What could be more innocuous?

"They asked if I wanted to be a human hockey puck," Ryan says. "They said, 'You're gonna be put in a saucer on a giant bungee slingshot. Whoever knocks down the most pins wins.' It sounded pretty intriguing to me."

It was a natural that Ryan was at the Pepsi Center that night, in the first place. A native of Delaware, he had always made it a practice to catch the close-to-hometown Philadelphia Flyers whenever possible, wherever he happened to be. On December 13, 2000, the team was in town.

The game was going swell. Ryan and a friend had settled into their seats, when, just as promised, the promotions lady he'd met in Vail found him. Actually, it was an usher who, at her direction, had tracked him down late in the second period and asked if he wanted to participate in the evening's between-period entertainment. He'd reacted just like any 27-year-old, fun-loving, six-foot-two-inch, athletic (college soccer, tennis and archery, recreational running) guy would.

"Sure," he'd said without giving it a second thought. "Why not?"

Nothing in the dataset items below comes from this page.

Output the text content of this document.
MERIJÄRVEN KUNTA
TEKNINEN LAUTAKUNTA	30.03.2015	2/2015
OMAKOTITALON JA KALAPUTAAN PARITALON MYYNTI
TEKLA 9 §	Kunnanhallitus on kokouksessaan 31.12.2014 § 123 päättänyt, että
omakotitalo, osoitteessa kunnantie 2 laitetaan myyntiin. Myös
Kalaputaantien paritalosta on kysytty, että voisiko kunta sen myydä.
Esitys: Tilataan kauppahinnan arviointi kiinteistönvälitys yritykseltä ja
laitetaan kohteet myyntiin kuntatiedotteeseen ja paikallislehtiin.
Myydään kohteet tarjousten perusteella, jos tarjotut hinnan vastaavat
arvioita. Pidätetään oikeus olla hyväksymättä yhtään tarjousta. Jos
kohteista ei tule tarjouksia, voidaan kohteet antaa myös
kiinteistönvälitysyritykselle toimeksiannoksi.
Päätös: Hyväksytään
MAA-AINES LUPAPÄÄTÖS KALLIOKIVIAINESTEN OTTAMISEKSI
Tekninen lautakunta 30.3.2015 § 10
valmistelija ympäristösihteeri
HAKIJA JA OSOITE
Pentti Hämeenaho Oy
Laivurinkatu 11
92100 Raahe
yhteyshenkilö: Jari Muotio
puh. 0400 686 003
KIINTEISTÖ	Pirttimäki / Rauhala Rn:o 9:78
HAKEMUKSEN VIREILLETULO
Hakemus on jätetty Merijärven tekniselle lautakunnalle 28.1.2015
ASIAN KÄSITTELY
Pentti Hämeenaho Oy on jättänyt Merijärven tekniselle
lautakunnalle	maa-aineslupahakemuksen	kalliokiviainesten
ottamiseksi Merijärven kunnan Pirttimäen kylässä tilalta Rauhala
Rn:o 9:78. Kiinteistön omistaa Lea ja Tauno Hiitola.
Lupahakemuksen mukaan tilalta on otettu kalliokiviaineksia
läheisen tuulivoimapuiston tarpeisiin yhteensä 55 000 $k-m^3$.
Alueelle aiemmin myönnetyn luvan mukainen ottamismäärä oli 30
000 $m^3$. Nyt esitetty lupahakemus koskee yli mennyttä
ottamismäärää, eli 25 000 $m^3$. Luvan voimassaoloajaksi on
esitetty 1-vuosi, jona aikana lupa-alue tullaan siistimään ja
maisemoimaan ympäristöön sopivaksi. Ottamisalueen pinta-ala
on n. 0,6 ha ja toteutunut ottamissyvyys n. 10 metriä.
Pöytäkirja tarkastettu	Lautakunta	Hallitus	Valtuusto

It was thrilling! He was led down toward the ice, along with another beefy athletic guy who'd also agreed to the promotion. Ryan was wearing his Avalanche jersey, No. 23. He was given a helmet, shin pads and elbow pads to strap on. In a small room off the rink, the two contestants were prepped.

But when you sign on as a human hockey puck, where, really, is the mystery? It is a phrase as precisely descriptive as they come, a noun with a modifier, not much left to the imagination. A waiver was thrust in front of them -- general language, Ryan recalls, nothing really specific about being propelled out of giant rubber bands toward inflatable bowling pins -- and they signed without regret.

In retrospect, of course, there were clues. It's easy to piece it all together backward with the conclusion already in front of you, and anyone can follow a maze back from end to beginning. Consider, for example, the strange warning: "We won't be using the big pads we usually use to cushion your slide into the boards," the handlers had mentioned breezily three or four minutes before he was to go on the ice. "So if you feel like you're traveling too fast, just lie down and spread out on the ice."

Okay, Ryan remembers thinking vaguely...yes, of course, lie down. And yet a voice wondered: If I am sitting on a metal sled curled up like a squatting chimp, skimming across professionally manicured ice toward a wall, how, exactly, do I lie down and spread out? The intoxicating noise of the crowd and the thrill of the moment drowned out the thought, however, and he was led out onto the rink.